Life, which later became Life Café, introduced many firsts to Hong Kong, Gaia says, including gluten-free food, quinoa and a salad bar concept.

The restaurant did more than serve food; it was a communal spot for social events, like farmer’s markets on the rooftop, live bands, and screenings of films. There was a community board for people to put up notices; Gaia even had a library featuring books on healthy food.

“We were the hub for the yoga community who before then didn’t have anywhere to eat.
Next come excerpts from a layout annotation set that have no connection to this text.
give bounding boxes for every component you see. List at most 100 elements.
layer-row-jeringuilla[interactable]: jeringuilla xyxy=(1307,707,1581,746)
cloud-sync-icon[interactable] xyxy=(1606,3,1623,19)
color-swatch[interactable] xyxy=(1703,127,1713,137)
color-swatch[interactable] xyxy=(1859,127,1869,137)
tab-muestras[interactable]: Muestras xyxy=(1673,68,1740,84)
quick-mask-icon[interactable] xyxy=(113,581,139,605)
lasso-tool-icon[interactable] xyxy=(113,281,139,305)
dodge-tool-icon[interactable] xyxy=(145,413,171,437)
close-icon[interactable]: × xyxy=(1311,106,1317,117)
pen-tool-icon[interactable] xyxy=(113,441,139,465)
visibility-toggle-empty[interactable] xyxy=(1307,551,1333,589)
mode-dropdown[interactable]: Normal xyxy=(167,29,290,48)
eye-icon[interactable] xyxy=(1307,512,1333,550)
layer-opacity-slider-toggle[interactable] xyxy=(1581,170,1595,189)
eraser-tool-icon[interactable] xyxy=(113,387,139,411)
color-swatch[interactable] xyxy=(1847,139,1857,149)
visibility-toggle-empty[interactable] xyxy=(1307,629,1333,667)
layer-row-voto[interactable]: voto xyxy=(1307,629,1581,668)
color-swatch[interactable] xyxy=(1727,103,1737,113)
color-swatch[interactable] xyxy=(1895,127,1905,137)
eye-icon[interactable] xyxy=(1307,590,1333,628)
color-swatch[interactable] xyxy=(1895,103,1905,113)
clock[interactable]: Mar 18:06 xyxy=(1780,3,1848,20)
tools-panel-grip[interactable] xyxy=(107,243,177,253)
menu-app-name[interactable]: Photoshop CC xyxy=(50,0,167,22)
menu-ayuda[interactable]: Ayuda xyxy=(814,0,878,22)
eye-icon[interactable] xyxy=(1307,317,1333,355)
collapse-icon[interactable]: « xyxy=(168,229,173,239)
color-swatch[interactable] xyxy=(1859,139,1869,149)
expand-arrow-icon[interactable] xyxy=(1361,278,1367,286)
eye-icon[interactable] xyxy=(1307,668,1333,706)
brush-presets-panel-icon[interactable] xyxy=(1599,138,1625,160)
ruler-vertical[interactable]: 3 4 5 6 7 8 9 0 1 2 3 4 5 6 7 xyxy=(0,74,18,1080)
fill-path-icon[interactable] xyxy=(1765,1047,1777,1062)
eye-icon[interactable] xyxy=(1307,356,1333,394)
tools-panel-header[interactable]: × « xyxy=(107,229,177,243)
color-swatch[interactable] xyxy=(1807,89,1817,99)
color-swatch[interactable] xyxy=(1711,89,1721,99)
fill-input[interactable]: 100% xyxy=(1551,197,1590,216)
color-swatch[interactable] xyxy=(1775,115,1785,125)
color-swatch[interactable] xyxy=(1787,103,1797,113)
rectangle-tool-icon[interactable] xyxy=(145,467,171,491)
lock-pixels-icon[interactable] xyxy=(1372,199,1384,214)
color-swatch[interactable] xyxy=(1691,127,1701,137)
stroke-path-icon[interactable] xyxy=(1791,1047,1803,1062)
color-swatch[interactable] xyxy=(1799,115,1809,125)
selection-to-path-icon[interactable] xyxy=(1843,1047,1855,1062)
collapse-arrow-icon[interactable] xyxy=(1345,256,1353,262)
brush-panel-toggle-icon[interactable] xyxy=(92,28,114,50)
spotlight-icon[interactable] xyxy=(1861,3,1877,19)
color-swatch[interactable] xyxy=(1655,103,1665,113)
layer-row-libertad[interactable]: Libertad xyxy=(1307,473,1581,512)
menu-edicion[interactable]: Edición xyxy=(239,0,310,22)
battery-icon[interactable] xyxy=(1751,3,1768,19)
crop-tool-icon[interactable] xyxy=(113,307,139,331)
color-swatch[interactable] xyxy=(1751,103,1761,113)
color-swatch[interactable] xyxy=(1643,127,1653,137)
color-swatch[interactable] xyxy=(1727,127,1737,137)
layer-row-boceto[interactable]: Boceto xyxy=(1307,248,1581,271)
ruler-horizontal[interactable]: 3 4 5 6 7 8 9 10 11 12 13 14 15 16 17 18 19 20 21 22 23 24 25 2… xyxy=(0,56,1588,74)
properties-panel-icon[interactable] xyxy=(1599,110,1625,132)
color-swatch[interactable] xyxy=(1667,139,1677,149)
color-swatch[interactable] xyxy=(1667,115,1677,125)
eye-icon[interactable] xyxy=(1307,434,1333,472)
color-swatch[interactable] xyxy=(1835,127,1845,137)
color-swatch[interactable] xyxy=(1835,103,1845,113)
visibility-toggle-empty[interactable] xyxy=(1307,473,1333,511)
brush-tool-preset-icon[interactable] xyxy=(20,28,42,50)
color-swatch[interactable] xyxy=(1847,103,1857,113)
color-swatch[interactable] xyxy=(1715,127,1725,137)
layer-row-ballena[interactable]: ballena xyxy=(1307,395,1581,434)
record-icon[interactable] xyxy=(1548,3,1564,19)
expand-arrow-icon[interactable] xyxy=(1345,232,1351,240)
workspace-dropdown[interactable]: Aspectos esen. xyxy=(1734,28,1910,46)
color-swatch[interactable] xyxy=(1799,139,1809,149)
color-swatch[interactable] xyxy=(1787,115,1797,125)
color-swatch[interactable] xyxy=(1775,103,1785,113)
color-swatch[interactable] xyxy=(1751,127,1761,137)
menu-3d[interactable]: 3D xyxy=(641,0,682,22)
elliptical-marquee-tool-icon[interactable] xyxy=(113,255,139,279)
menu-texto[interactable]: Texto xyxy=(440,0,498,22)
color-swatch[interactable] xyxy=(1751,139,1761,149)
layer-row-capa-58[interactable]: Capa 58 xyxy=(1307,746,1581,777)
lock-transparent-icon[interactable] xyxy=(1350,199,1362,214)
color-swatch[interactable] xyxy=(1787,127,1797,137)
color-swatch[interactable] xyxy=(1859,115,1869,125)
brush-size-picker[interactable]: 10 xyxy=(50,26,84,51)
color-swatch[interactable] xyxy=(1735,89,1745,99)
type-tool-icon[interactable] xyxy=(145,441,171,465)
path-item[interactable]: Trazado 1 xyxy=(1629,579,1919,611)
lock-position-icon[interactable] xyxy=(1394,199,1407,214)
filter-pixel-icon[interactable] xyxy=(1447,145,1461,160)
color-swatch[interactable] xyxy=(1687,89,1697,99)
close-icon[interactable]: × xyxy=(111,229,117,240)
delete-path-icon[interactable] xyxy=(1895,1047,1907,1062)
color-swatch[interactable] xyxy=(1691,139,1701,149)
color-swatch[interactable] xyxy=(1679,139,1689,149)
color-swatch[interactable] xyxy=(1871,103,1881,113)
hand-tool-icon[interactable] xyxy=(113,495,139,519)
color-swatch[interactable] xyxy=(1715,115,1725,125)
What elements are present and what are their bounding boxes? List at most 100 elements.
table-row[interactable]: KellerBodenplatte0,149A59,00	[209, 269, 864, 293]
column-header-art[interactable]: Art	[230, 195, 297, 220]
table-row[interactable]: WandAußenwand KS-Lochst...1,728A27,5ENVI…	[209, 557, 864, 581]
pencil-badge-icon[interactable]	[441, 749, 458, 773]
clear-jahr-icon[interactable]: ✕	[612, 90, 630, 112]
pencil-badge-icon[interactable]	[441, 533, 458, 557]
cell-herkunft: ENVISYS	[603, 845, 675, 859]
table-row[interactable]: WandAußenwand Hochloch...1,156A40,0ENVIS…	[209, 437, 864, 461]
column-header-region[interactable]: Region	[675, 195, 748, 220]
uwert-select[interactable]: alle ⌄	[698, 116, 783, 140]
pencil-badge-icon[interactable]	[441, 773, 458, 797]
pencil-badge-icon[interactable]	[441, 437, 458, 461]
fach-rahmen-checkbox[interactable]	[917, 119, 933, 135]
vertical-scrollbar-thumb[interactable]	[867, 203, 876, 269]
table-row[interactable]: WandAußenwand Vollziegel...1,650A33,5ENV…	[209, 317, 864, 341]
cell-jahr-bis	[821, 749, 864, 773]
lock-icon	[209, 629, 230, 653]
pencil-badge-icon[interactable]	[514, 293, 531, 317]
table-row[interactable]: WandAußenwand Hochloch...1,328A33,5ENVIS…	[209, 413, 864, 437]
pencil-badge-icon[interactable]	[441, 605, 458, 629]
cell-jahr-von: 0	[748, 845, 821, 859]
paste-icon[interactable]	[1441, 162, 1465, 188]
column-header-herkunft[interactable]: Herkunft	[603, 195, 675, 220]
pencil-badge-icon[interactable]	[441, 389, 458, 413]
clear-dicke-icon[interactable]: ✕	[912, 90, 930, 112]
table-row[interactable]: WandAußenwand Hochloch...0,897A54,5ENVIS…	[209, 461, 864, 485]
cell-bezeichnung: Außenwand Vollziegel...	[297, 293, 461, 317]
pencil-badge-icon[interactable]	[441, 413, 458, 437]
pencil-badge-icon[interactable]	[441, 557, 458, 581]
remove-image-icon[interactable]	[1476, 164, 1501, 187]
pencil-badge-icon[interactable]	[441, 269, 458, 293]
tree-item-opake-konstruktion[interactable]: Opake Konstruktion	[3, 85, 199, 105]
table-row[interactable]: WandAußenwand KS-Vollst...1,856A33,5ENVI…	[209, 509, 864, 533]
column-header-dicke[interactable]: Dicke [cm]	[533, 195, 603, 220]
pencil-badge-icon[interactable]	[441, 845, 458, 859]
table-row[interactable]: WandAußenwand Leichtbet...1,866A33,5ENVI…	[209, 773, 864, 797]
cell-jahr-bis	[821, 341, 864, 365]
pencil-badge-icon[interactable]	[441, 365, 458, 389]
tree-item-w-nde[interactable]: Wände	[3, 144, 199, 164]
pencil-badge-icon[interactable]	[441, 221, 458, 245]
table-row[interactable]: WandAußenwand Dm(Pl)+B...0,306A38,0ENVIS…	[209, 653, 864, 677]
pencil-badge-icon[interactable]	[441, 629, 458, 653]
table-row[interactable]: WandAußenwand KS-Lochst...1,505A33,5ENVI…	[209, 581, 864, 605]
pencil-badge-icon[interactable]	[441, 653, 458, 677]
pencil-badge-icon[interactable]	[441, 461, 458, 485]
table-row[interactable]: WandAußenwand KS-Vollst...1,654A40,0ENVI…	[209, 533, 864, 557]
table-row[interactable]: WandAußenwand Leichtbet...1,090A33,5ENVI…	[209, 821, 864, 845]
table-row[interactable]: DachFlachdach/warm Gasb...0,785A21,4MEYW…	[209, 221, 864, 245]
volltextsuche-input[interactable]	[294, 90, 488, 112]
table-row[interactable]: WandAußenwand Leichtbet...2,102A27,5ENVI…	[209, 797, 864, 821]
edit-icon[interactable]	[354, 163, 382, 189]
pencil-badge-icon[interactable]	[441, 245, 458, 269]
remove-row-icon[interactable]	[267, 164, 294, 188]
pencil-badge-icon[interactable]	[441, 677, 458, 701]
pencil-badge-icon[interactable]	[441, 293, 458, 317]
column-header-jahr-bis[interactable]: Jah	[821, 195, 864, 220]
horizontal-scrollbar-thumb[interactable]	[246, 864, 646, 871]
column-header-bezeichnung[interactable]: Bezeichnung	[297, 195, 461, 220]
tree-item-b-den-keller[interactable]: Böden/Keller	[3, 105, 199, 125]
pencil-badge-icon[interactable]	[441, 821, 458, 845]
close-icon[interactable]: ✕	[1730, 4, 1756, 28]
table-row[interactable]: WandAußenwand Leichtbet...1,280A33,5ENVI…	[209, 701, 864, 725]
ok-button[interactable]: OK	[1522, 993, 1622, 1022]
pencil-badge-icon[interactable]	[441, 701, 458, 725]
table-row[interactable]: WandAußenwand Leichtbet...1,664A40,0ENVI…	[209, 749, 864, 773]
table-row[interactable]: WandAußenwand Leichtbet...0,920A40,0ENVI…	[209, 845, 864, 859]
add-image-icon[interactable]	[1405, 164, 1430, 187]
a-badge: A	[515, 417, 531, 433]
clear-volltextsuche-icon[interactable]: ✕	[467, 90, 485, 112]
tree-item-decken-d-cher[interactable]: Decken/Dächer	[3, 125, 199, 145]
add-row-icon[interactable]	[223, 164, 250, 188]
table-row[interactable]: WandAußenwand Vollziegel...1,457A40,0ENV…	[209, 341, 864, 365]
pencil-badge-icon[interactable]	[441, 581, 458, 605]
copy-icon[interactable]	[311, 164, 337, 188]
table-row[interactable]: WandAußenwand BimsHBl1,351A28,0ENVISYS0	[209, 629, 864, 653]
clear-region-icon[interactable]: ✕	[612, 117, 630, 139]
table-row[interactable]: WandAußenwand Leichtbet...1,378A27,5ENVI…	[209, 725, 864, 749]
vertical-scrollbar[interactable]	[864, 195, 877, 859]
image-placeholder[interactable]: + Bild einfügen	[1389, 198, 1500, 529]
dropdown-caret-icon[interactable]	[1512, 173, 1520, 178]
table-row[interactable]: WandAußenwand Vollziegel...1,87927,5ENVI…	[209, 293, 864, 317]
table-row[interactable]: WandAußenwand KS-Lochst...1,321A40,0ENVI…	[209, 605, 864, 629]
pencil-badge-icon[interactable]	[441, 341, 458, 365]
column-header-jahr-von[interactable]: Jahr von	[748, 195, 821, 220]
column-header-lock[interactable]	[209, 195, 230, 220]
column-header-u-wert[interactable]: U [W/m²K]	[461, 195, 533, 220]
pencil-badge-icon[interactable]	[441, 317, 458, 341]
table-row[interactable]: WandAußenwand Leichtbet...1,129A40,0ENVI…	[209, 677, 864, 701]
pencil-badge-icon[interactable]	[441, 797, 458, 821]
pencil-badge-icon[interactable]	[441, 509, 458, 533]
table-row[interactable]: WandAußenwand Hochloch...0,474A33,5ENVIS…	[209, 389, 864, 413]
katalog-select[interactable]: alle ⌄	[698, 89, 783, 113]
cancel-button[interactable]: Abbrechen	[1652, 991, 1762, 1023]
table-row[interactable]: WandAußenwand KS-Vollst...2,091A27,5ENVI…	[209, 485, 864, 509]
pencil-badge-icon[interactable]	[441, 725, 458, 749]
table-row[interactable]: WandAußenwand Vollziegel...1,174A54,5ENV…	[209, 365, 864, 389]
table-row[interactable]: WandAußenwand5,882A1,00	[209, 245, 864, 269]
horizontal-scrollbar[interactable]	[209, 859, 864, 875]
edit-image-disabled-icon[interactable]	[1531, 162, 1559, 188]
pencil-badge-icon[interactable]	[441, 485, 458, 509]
We had celebrities like Sting and Andre 3000 eat at Life Café, and yoga celebrities like David Life and Sharon Gannon,” Gaia says.

Perhaps his fondest memory is of the café somehow being able to cram a six-piece reggae band complete with steel drums into the narrow space around 2006.

With Life Café about to close, Gaia has been trying to have a meal there every day and reminiscing about the success of the place, which did not depend on alcohol to make the rent for 11 years.

“There were six different restaurants there before us and people said that space was jinxed,” he says. “But for us it was the exact opposite.”